Indeed, those who fear that the Woo people are becoming woke as a result of their exposure to such soporific sermons have not heard the stertorous sounds emanating from the halls where said sermons are delivered.
Judging from the plethora of red plastic cups that the Woo strew about their grounds during their social gatherings, they do not appear to be all that environmentally conscious, so reviewers of my proposal need not be concerned on that score.
And though I will observe their rituals and elicit their reflections on their way of life, the Woo will not feel seen and heard as a result of my investigations or that their voices matter or even that their voices are acknowledged. They will not, however, feel underappreciated or undervalued.
Finally, I would like to assure the NSF per the Cruz committee’s concern that projects like mine “mask Marxist social ideology as rigorous and thoughtful investigation,” that I am not calling for “the dismantling of the current capitalist order through a revolutionary process.” Nor am I advocating the use of “‘revolutionary terror’ to bring about a ‘new society’ that would allow the oppressed class to rule.”

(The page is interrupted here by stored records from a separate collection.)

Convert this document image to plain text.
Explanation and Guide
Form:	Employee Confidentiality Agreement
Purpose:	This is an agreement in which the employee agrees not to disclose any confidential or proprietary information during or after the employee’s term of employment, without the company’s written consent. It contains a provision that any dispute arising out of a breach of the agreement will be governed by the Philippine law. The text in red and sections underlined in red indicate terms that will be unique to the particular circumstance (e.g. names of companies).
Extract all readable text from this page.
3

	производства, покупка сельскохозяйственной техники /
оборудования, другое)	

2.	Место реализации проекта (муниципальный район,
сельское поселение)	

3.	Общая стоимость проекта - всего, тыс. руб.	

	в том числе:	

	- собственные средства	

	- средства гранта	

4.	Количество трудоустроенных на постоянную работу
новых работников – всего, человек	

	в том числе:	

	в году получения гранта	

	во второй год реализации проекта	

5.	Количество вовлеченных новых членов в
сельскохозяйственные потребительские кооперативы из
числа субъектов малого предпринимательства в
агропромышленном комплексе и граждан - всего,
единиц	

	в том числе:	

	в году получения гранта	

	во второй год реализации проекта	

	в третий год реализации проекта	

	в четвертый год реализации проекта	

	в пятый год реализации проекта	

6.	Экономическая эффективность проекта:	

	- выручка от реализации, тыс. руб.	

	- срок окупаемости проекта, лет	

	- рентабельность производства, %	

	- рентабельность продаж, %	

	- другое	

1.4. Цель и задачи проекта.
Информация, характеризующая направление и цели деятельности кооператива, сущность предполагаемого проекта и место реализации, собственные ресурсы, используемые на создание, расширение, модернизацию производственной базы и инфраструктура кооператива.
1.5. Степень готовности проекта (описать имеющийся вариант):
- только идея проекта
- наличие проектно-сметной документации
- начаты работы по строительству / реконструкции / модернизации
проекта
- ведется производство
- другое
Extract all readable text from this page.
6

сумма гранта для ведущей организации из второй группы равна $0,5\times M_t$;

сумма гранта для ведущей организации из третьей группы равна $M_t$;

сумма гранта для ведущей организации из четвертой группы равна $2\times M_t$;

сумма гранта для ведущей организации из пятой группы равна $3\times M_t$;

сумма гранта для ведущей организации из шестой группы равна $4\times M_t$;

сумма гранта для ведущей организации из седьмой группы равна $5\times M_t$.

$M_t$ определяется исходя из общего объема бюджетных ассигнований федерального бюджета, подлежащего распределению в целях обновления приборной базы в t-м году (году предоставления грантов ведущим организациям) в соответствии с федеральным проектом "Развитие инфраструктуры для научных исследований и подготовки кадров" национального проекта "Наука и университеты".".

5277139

I realize that my project appears to be sociocultural in nature, but I would call the NSF reviewers’ attention to the fact that I have not taken a course in cultural anthropology in 40 years. I primarily consider myself a folklorist and a journalist, neither of which appears on the list.
On second thought, forget that I am a journalist.
To conclude, I am sensitive to the fact, reported by Sen. Cruz’s committee, that the American public’s confidence in science is plummeting due to the questionable priorities of America’s scientists (and not to any concerted efforts on the part of Sen. Cruz, his colleagues, Secretary of Health and Human Services Robert F. Kennedy Jr. and, of course the Climate Change Denier-in-Chief, to undermine confidence in science).
Not only will my study of the Woo people not “parrot the talking points of the woke neo-Marxist left,” it will, on the contrary, celebrate all that is great about America and its institutions of higher learning, to wit, beer, football and, any day now, loyalty oaths.
Above all, my study will not, in any way shape or form, be socially relevant or, to again quote from the Cruz committee’s report, “drive division, dissent, and illegal discrimination.”
In light of the above, I hope the NSF will see fit to grant my request for funding.